What Can Kids Learn?
Surprisingly, there are some positive lessons to be learned. The art of negotiating a trade for cards and the complex strategies required to be successful assist the development of many social skills. Keeping track of the defense, attack and life points of everyone on the playing field provides a challenging math game, as much as a trading card game.
Mike and Sheila Splitts’ son, Tyler, races home every day in order to trade and duel with his friends. “It’s a harmless game that’s really helped teach him the correlation between earning privileges and working toward a goal,” says Splitts.
Jeanne Grzelka, the mother of Tyler’s best friend and dueling pal, agrees. “They never argue about doing homework or taking a shower,” she says. “He knows that if he wants to play, he has to fulfill his responsibilities first.”
Families like the Olsons and Splitts all agree that setting boundaries and limits is important. “Talk to your school’s administration before there’s a problem,” says Olson. You may not realize your child could face discipline – up to suspension – for having the cards on the premises.

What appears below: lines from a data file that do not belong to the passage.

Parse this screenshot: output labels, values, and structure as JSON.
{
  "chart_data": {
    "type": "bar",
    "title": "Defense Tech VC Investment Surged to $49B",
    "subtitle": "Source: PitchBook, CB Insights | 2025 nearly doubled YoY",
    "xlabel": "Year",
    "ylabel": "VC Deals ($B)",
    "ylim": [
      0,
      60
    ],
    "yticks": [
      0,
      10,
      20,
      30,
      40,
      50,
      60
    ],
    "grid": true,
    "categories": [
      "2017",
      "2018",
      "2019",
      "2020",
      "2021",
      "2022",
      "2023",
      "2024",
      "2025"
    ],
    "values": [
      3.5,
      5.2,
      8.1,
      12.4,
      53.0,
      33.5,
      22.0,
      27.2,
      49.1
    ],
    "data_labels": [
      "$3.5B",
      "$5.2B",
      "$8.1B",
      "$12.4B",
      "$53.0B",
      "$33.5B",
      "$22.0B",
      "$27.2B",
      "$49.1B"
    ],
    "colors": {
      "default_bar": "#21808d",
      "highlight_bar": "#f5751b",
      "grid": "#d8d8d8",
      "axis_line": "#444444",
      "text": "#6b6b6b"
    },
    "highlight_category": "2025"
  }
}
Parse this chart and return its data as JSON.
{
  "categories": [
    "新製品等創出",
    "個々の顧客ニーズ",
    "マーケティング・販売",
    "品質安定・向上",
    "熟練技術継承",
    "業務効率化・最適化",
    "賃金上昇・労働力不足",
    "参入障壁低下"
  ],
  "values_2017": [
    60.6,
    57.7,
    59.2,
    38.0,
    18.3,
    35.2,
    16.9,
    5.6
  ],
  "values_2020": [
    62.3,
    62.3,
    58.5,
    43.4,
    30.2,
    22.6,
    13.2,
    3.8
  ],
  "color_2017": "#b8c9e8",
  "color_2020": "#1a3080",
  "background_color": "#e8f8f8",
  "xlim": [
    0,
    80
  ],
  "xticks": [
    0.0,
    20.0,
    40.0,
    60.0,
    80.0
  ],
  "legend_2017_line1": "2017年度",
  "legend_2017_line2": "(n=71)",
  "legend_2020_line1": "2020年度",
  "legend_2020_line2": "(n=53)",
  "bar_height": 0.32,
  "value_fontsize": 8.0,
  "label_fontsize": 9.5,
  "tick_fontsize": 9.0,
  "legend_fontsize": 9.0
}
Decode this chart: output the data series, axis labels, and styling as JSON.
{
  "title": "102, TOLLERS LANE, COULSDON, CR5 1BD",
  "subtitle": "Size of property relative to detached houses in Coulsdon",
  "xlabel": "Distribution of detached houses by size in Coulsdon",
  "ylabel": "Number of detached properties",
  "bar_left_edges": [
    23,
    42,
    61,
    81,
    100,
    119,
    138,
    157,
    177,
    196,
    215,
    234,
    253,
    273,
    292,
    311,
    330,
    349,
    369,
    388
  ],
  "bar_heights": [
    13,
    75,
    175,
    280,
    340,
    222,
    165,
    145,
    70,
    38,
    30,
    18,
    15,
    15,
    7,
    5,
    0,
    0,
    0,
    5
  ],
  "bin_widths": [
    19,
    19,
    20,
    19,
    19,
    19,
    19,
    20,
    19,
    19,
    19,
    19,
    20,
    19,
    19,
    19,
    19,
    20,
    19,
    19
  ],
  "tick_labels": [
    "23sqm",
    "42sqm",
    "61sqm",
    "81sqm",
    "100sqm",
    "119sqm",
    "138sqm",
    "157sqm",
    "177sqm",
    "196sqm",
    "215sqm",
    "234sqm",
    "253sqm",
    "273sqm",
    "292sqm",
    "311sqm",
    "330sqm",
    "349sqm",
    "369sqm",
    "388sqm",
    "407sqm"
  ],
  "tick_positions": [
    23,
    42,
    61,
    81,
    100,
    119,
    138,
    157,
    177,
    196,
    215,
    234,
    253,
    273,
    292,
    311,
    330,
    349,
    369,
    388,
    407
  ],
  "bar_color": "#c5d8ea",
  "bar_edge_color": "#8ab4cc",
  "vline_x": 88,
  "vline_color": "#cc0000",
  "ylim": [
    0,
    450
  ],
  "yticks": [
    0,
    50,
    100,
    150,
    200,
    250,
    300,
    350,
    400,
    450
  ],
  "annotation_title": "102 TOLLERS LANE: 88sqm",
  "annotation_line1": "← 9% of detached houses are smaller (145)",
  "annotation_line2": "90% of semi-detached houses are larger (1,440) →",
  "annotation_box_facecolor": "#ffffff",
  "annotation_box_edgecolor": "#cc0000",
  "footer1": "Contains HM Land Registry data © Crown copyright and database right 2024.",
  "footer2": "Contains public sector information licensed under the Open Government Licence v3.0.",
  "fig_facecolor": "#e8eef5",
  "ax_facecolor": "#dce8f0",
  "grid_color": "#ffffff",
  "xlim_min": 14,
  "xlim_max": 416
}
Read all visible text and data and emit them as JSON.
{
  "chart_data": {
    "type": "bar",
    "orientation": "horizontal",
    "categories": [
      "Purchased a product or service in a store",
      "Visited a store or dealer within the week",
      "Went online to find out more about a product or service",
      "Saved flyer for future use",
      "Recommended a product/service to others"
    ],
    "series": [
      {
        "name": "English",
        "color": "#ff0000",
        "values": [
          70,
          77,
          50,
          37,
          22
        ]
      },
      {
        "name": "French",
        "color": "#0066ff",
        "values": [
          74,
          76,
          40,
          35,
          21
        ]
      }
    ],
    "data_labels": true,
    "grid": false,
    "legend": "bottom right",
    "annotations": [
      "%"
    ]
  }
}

Taking a moment to reflect on the fads and trends of our childhood, our younger generation’s obsession with Yu-Gi-Oh! is comparable to the hours we once spent with tinker toys, Barbie and playing Twister. Hopefully our children will be left with the equally warm memories of time spent playing with good friends. Learning the strongest monster – in defense mode, of course – helps us all transport to a period when we were carefree and without time limitations.